Da un lato si svuotano posti dell’accoglienza ordinaria, spostando persone da luoghi che sono già critici, come abbiamo sempre denunciato, in quanto la logica dei grandi centri è fallimentare rispetto all’accoglienza diffusa. In più lo si fa senza un preavviso adeguato e senza considerare lavoro, percorsi sociali, fragilità, legami costruiti. Dall’altro lato si preparano strutture destinate a persone sottoposte a procedure accelerate, spesso provenienti da Paesi definiti “sicuri” sulla carta, ma che possono portare con sé storie di persecuzione, violenza, torture, traumi e vulnerabilità reali.
Ozzano rischia così di diventare una frontiera interna: un luogo lontano dagli occhi della città, dove il diritto d’asilo viene compresso, velocizzato, burocratizzato, reso sempre meno accessibile. Dietro parole fredde come “procedure accelerate” si nasconde una realtà molto concreta: persone vincolate a un luogo, tempi ridotti per difendersi, maggiore difficoltà ad accedere a un avvocato, a una mediazione linguistica adeguata, a informazioni comprensibili, ad una reale tutela dei propri diritti.
Le persone accolte in questo momento sembrano essere trattate come “posti da liberare”. Tutto questo con i territori non informati o informati a cose fatte, senza trasparenza, senza confronto con Comuni, Regione, realtà sociali, associazioni, operatori e comunità locali.
Il Governo sta usando il nuovo patto europeo per alimentare esclusione, rregolarità, precarietà, abbandono e marginalità, per poi usare quella stessa marginalità come strumento di propaganda.
Chiediamo a tutte le autorità competenti di verificare e chiarire pubblicamente cosa sta accadendo al CAS di Ozzano presso l’ex caserma Gamberini, di garantire che nessuna persona venga sbattuta in strada o trasferita senza tutela, senza la consapevolezza di quello che sta succedendo e di rendere pubblici atti, numeri, criteri e modalità operative, e di aprire immediatamente un confronto con Comuni, Regione, organizzazioni sociali, realtà antirazziste, avvocatura, garanti e soggetti che ogni giorno lavorano nei percorsi di accoglienza.
Come forze politiche dell’area metropolitana di Bologna sappiamo da che parte stare.
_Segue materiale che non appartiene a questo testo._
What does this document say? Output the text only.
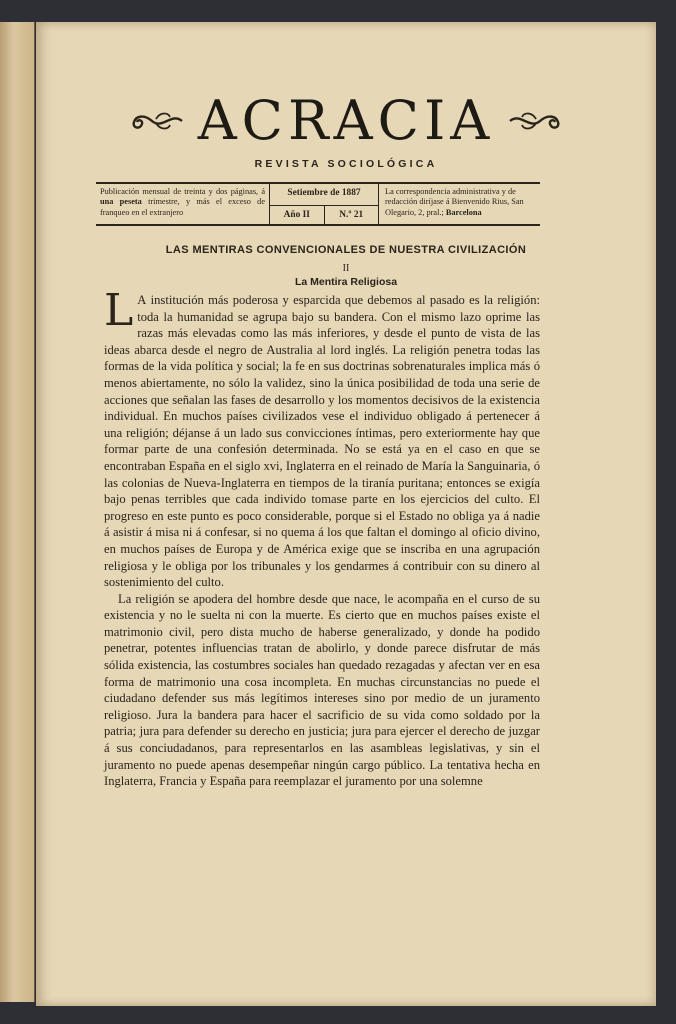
ACRACIA
REVISTA SOCIOLÓGICA
Publicación mensual de treinta y dos páginas, á una peseta trimestre, y más el exceso de franqueo en el extranjero
Setiembre de 1887
Año II	N.º 21
La correspondencia administrativa y de redacción diríjase á Bienvenido Rius, San Olegario, 2, pral.; Barcelona
LAS MENTIRAS CONVENCIONALES DE NUESTRA CIVILIZACIÓN
II
La Mentira Religiosa

L A institución más poderosa y esparcida que debemos al pasado es la religión: toda la humanidad se agrupa bajo su bandera. Con el mismo lazo oprime las razas más elevadas como las más inferiores, y desde el punto de vista de las ideas abarca desde el negro de Australia al lord inglés. La religión penetra todas las formas de la vida política y social; la fe en sus doctrinas sobrenaturales implica más ó menos abiertamente, no sólo la validez, sino la única posibilidad de toda una serie de acciones que señalan las fases de desarrollo y los momentos decisivos de la existencia individual. En muchos países civilizados vese el individuo obligado á pertenecer á una religión; déjanse á un lado sus convicciones íntimas, pero exteriormente hay que formar parte de una confesión determinada. No se está ya en el caso en que se encontraban España en el siglo xvi, Inglaterra en el reinado de María la Sanguinaria, ó las colonias de Nueva-Inglaterra en tiempos de la tiranía puritana; entonces se exigía bajo penas terribles que cada individo tomase parte en los ejercicios del culto. El progreso en este punto es poco considerable, porque si el Estado no obliga ya á nadie á asistir á misa ni á confesar, si no quema á los que faltan el domingo al oficio divino, en muchos países de Europa y de América exige que se inscriba en una agrupación religiosa y le obliga por los tribunales y los gendarmes á contribuir con su dinero al sostenimiento del culto.

La religión se apodera del hombre desde que nace, le acompaña en el curso de su existencia y no le suelta ni con la muerte. Es cierto que en muchos países existe el matrimonio civil, pero dista mucho de haberse generalizado, y donde ha podido penetrar, potentes influencias tratan de abolirlo, y donde parece disfrutar de más sólida existencia, las costumbres sociales han quedado rezagadas y afectan ver en esa forma de matrimonio una cosa incompleta. En muchas circunstancias no puede el ciudadano defender sus más legítimos intereses sino por medio de un juramento religioso. Jura la bandera para hacer el sacrificio de su vida como soldado por la patria; jura para defender su derecho en justicia; jura para ejercer el derecho de juzgar á sus conciudadanos, para representarlos en las asambleas legislativas, y sin el juramento no puede apenas desempeñar ningún cargo público. La tentativa hecha en Inglaterra, Francia y España para reemplazar el juramento por una solemne
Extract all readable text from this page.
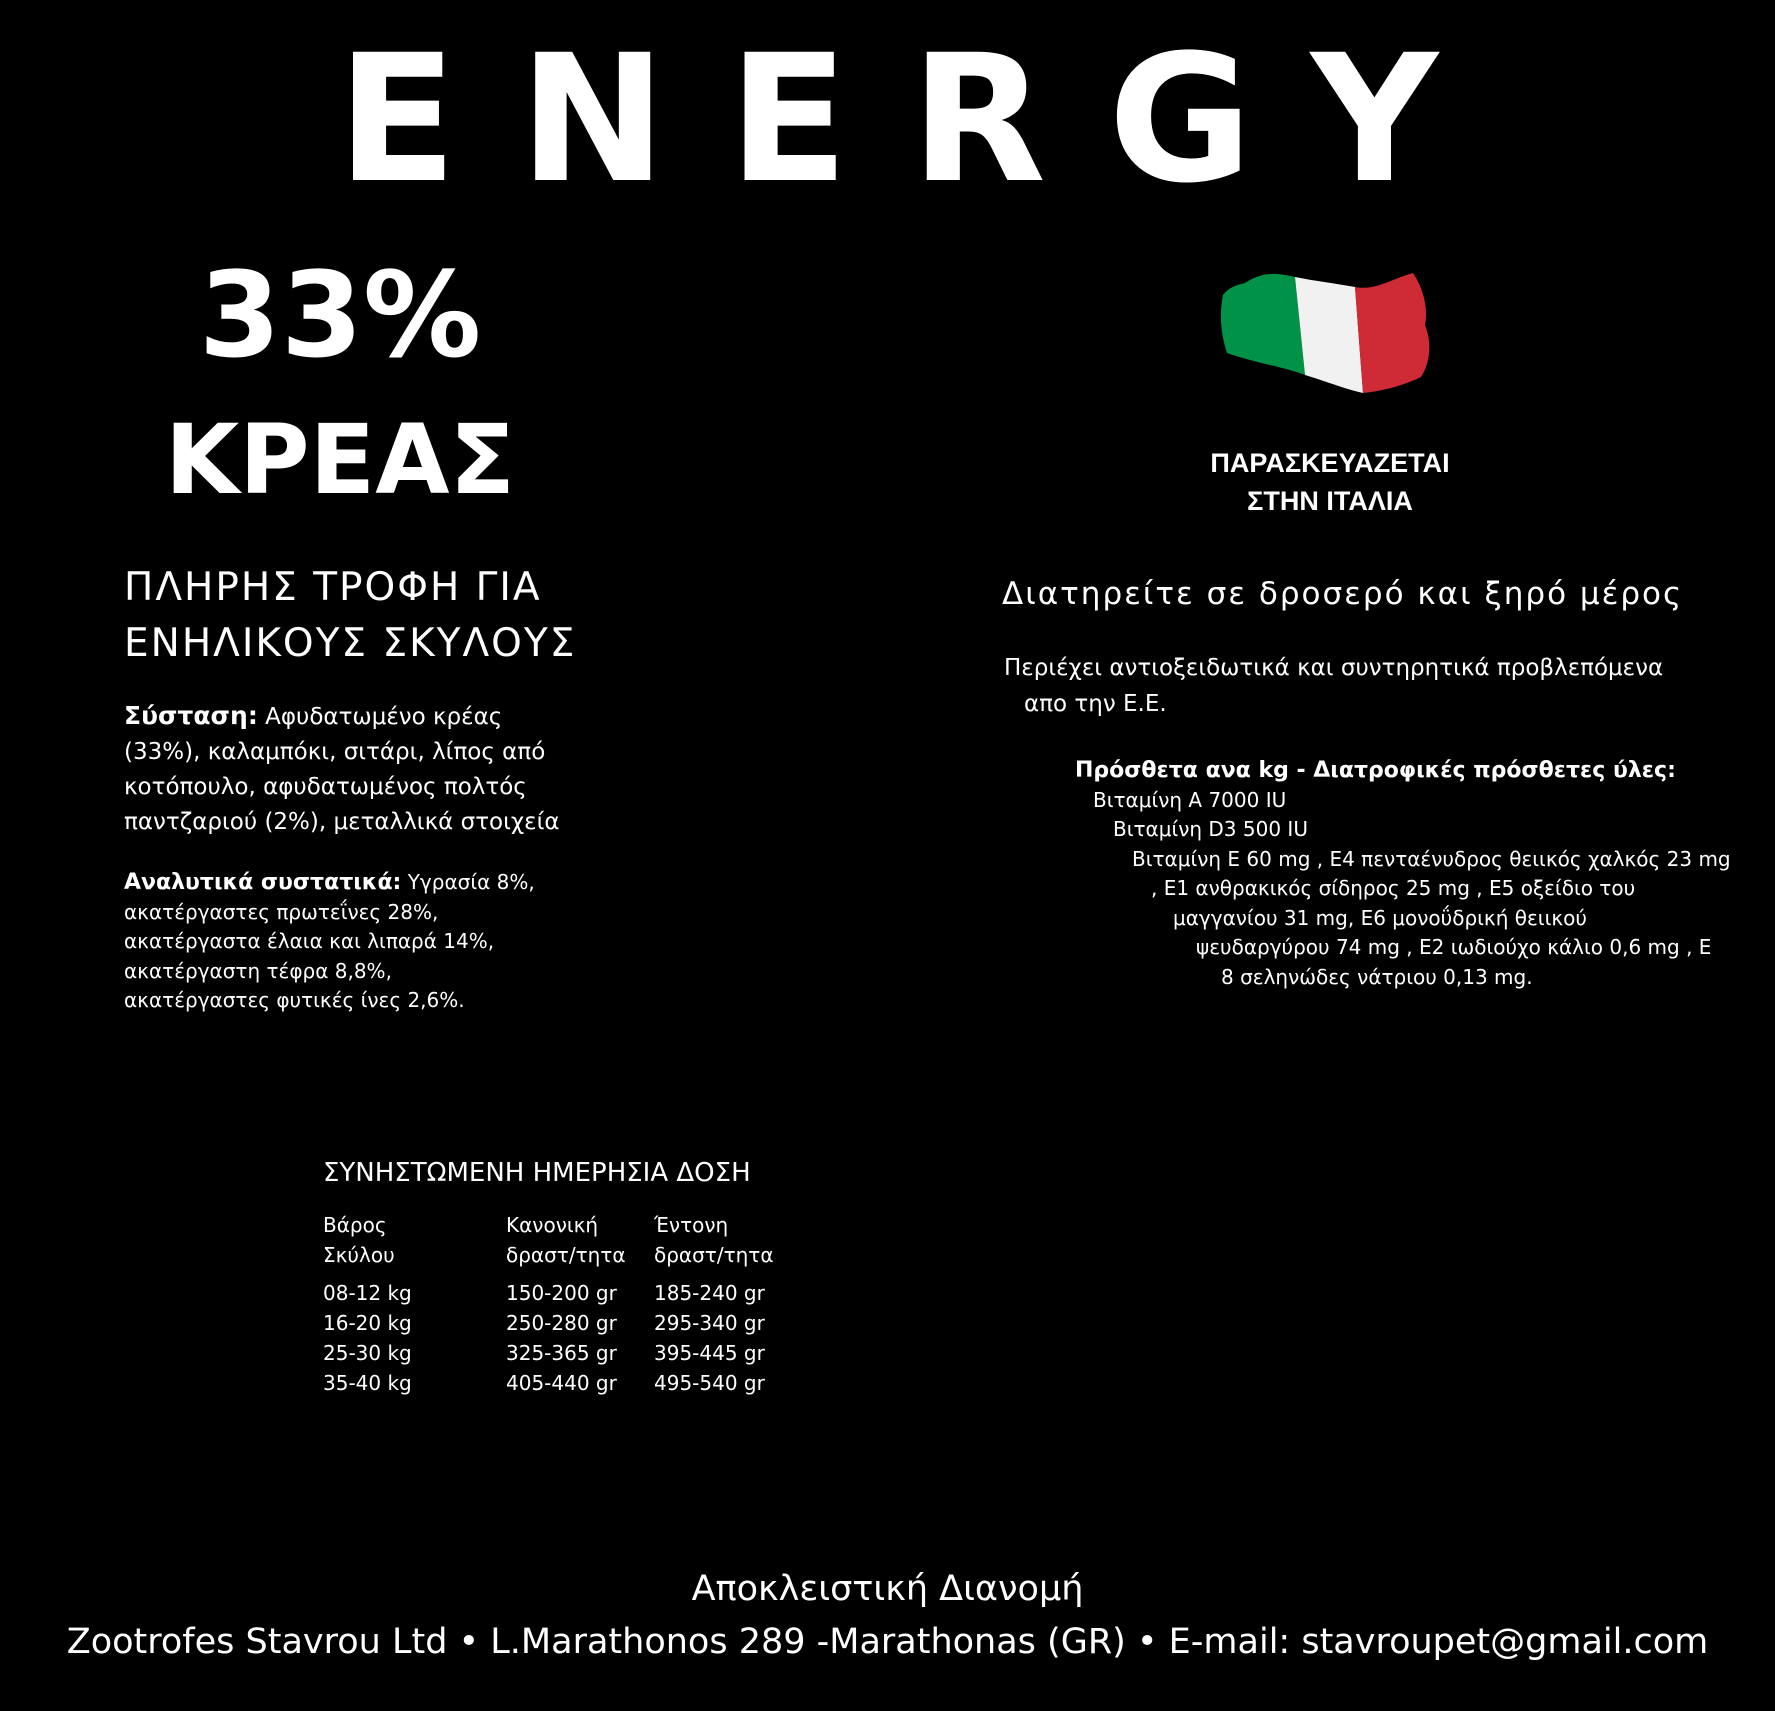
ENERGY
33%
ΚΡΕΑΣ	ΠΑΡΑΣΚΕΥΑΖΕΤΑΙ
ΣΤΗΝ ΙΤΑΛΙΑ
ΠΛΗΡΗΣ ΤΡΟΦΗ ΓΙΑ
ΕΝΗΛΙΚΟΥΣ ΣΚΥΛΟΥΣ
Διατηρείτε σε δροσερό και ξηρό μέρος
Περιέχει αντιοξειδωτικά και συντηρητικά προβλεπόμενα
απο την Ε.Ε.
Σύσταση: Αφυδατωμένο κρέας
(33%), καλαμπόκι, σιτάρι, λίπος από
κοτόπουλο, αφυδατωμένος πολτός
παντζαριού (2%), μεταλλικά στοιχεία
Αναλυτικά συστατικά: Υγρασία 8%,
ακατέργαστες πρωτεΐνες 28%,
ακατέργαστα έλαια και λιπαρά 14%,
ακατέργαστη τέφρα 8,8%,
ακατέργαστες φυτικές ίνες 2,6%.
Πρόσθετα ανα kg - Διατροφικές πρόσθετες ύλες:
Βιταμίνη A 7000 IU
Βιταμίνη D3 500 IU
Βιταμίνη E 60 mg , E4 πενταένυδρος θειικός χαλκός 23 mg
, E1 ανθρακικός σίδηρος 25 mg , E5 οξείδιο του
μαγγανίου 31 mg, E6 μονοΰδρική θειικού
ψευδαργύρου 74 mg , E2 ιωδιούχο κάλιο 0,6 mg , E
8 σεληνώδες νάτριου 0,13 mg.
ΣΥΝΗΣΤΩΜΕΝΗ ΗΜΕΡΗΣΙΑ ΔΟΣΗ
Βάρος
Σκύλου
08-12 kg
16-20 kg
25-30 kg
35-40 kg
Κανονική
δραστ/τητα
150-200 gr
250-280 gr
325-365 gr
405-440 gr
Έντονη
δραστ/τητα
185-240 gr
295-340 gr
395-445 gr
495-540 gr
Αποκλειστική Διανομή
Zootrofes Stavrou Ltd • L.Marathonos 289 -Marathonas (GR) • E-mail: stavroupet@gmail.com
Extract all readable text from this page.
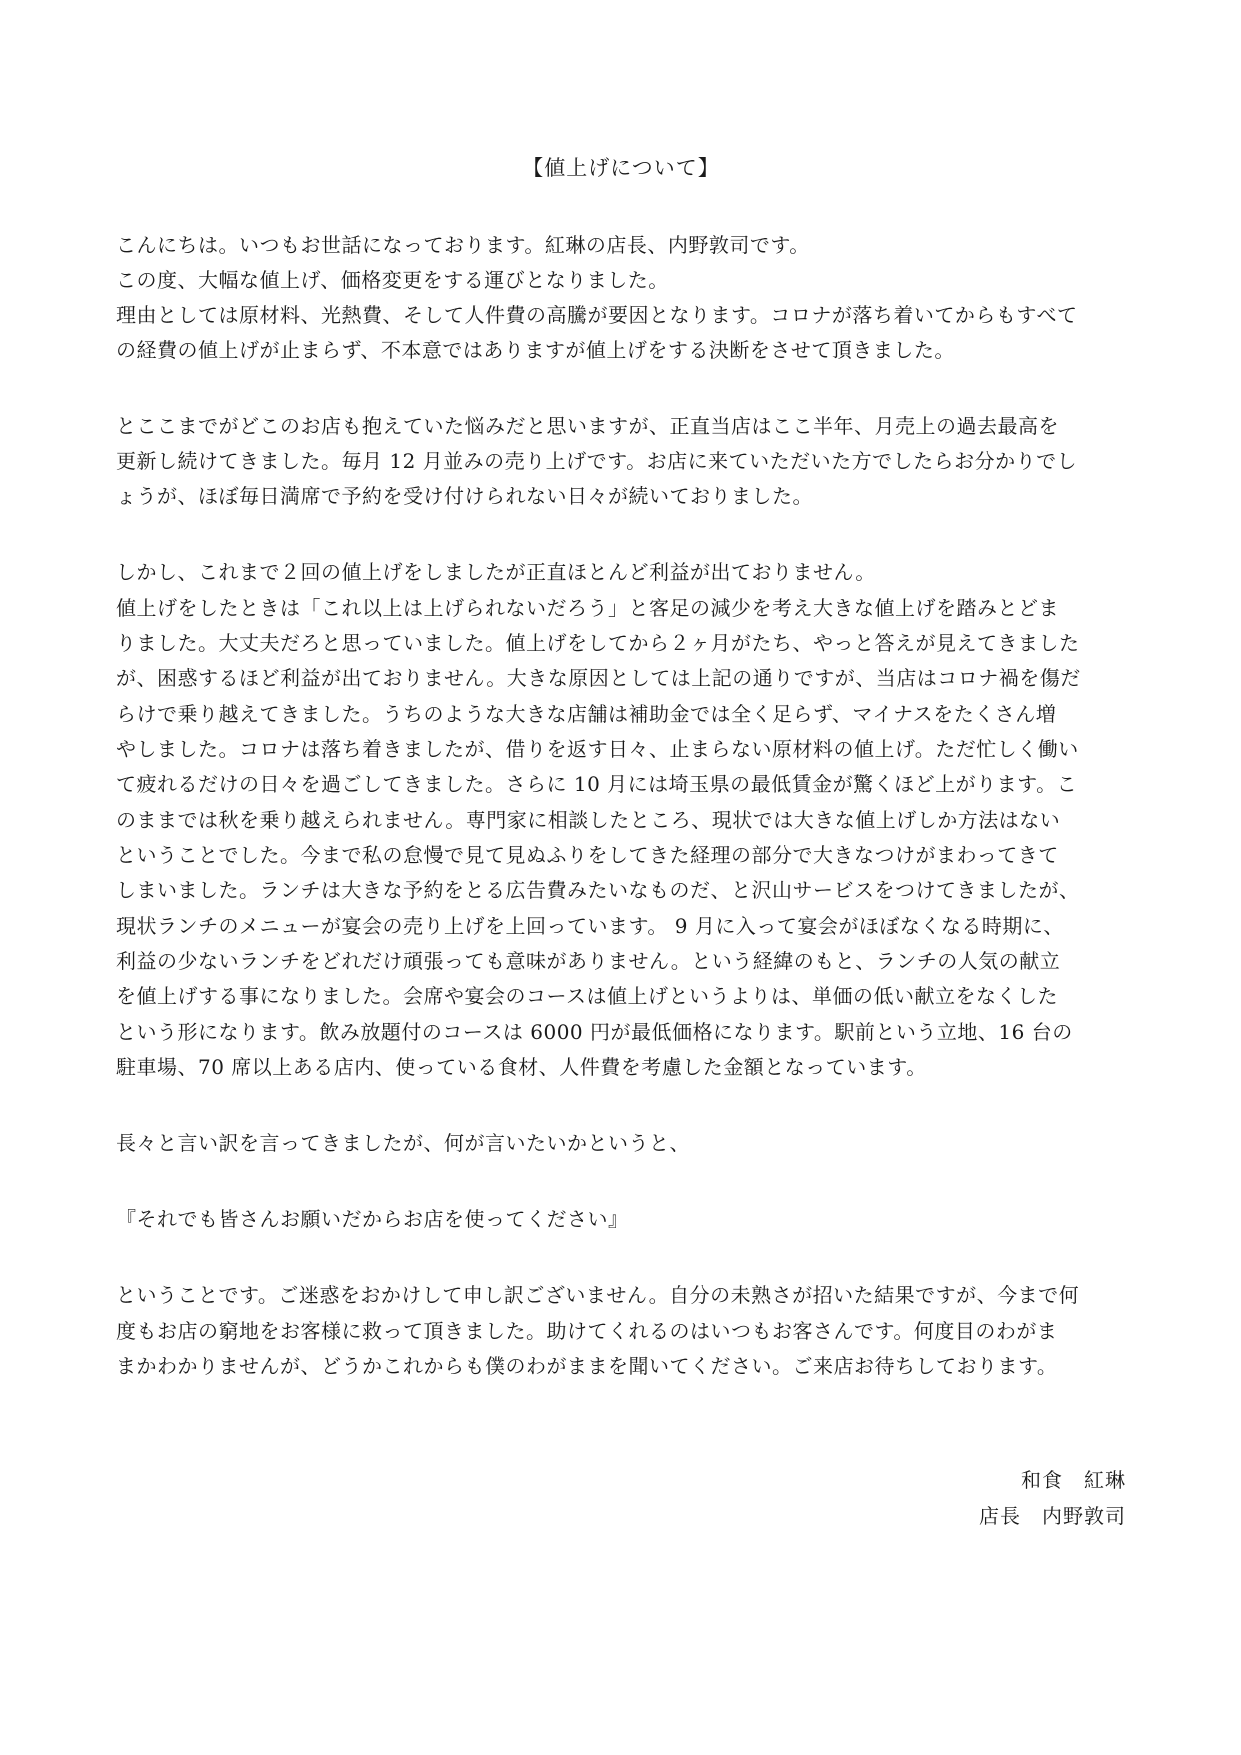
【値上げについて】

こんにちは。いつもお世話になっております。紅琳の店長、内野敦司です。

この度、大幅な値上げ、価格変更をする運びとなりました。

理由としては原材料、光熱費、そして人件費の高騰が要因となります。コロナが落ち着いてからもすべて

の経費の値上げが止まらず、不本意ではありますが値上げをする決断をさせて頂きました。

とここまでがどこのお店も抱えていた悩みだと思いますが、正直当店はここ半年、月売上の過去最高を

更新し続けてきました。毎月 12 月並みの売り上げです。お店に来ていただいた方でしたらお分かりでし

ょうが、ほぼ毎日満席で予約を受け付けられない日々が続いておりました。

しかし、これまで２回の値上げをしましたが正直ほとんど利益が出ておりません。

値上げをしたときは「これ以上は上げられないだろう」と客足の減少を考え大きな値上げを踏みとどま

りました。大丈夫だろと思っていました。値上げをしてから２ヶ月がたち、やっと答えが見えてきました

が、困惑するほど利益が出ておりません。大きな原因としては上記の通りですが、当店はコロナ禍を傷だ

らけで乗り越えてきました。うちのような大きな店舗は補助金では全く足らず、マイナスをたくさん増

やしました。コロナは落ち着きましたが、借りを返す日々、止まらない原材料の値上げ。ただ忙しく働い

て疲れるだけの日々を過ごしてきました。さらに 10 月には埼玉県の最低賃金が驚くほど上がります。こ

のままでは秋を乗り越えられません。専門家に相談したところ、現状では大きな値上げしか方法はない

ということでした。今まで私の怠慢で見て見ぬふりをしてきた経理の部分で大きなつけがまわってきて

しまいました。ランチは大きな予約をとる広告費みたいなものだ、と沢山サービスをつけてきましたが、

現状ランチのメニューが宴会の売り上げを上回っています。 9 月に入って宴会がほぼなくなる時期に、

利益の少ないランチをどれだけ頑張っても意味がありません。という経緯のもと、ランチの人気の献立

を値上げする事になりました。会席や宴会のコースは値上げというよりは、単価の低い献立をなくした

という形になります。飲み放題付のコースは 6000 円が最低価格になります。駅前という立地、16 台の

駐車場、70 席以上ある店内、使っている食材、人件費を考慮した金額となっています。

長々と言い訳を言ってきましたが、何が言いたいかというと、

『それでも皆さんお願いだからお店を使ってください』

ということです。ご迷惑をおかけして申し訳ございません。自分の未熟さが招いた結果ですが、今まで何

度もお店の窮地をお客様に救って頂きました。助けてくれるのはいつもお客さんです。何度目のわがま

まかわかりませんが、どうかこれからも僕のわがままを聞いてください。ご来店お待ちしております。

和食　紅琳

店長　内野敦司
Crediamo ostinatamente in modello radicalmente diverso, fondato su accoglienza diffusa, diritti, tutela legale, mediazione linguistica reale, inserimento sociale, accesso al lavoro, alla salute, alla casa, alla città. Non vogliamo centri isolati, non vogliamo zone grigie, non vogliamo istituzioni che calpestano le vite delle persone.
Progresso Ozzano, Coalizione Civica Bologna, Futura San Lazzaro, Centrosinistra per Casalecchio, Futura Monte San Pietro, Sinistra Unita Medicina, Sinistra Italiana Bologna, UGS Bologna.